Douglas Thmopson - Author and International Journalist

Jennifer Aniston Interview -


After a tiring time chasing the subject like a malevolent magnet Jennifer Aniston finally admits she wants to be bad.

The problem? She's simply no good at it.

‘I could get a tattoo, couldn't I?,' she asks flashing that ‘Friends' grin and trying but failing to mischievously roll her blue eyes.

‘I think tattoos are so sexy. Maybe I could get a symbol that means, like, life and love'.

Aniston's life -- and loves -- on and off screen are a running debate for the millions of ‘Friends' fans worldwide.

Thousands of them bombard her daily with letters, packages( usually lingerie) and e-mail offers of marriage and other endeavours only professionally bad girls could conjure or contemplate.

Aniston,28, who is at present filming the fourth series of her role as the lapsed Jewish princess Rachel Green, smiles and gushes past it all.

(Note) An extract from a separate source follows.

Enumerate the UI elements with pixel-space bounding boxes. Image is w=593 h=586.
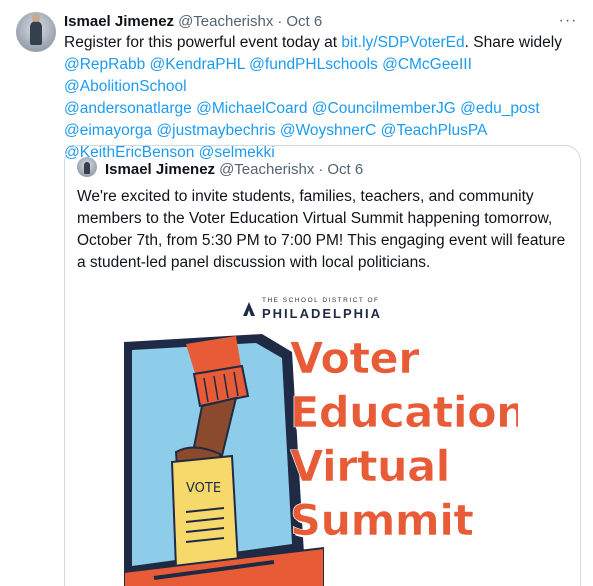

The girl can't help it. She's a nice girl.

Her auburn hair is longer than the landmark TV cut and spills vampishly over her right eye. There's a dash of crimson on her lips and her ivory summer dress reveals ample cleavage.

About to be seen in her first movie star role the actress who has been on a carousel of celebrity since ‘Friends' began in 1994 is desperate to play the part. Still, she's a contradiction, a coy seductress.

Aniston doesn't want to hide her dark secrets. Instead, she'd like to find some.

Nevertheless, she does have concerns -- about the box office curse on the television ‘Friends'.

For the stars of the the Channel 4 sitcom the big screen has been unfriendly. David Schwimmer's ‘The Pallbearer' died with audiences last year earning only $5.6 million in America . Matt LeBlanc's baseball farce ‘Ed' struckout at just $3.5 million.

Now, Aniston is carrying the romantic comedy ‘Picture Perfect' on her nicely tanned shoulders. Can she take her TV stardom to the big screen with her? ‘ Will this be another “Friends” flop? I don't know.

‘I think we have all these expectations behind us because we're on this show that became a phenomenon. And there's this interesting process of bringing everybody down, to make us into failures.

‘I don't know why everybody doesn't just let things happen without making any final judgments on careers or having any prejudices.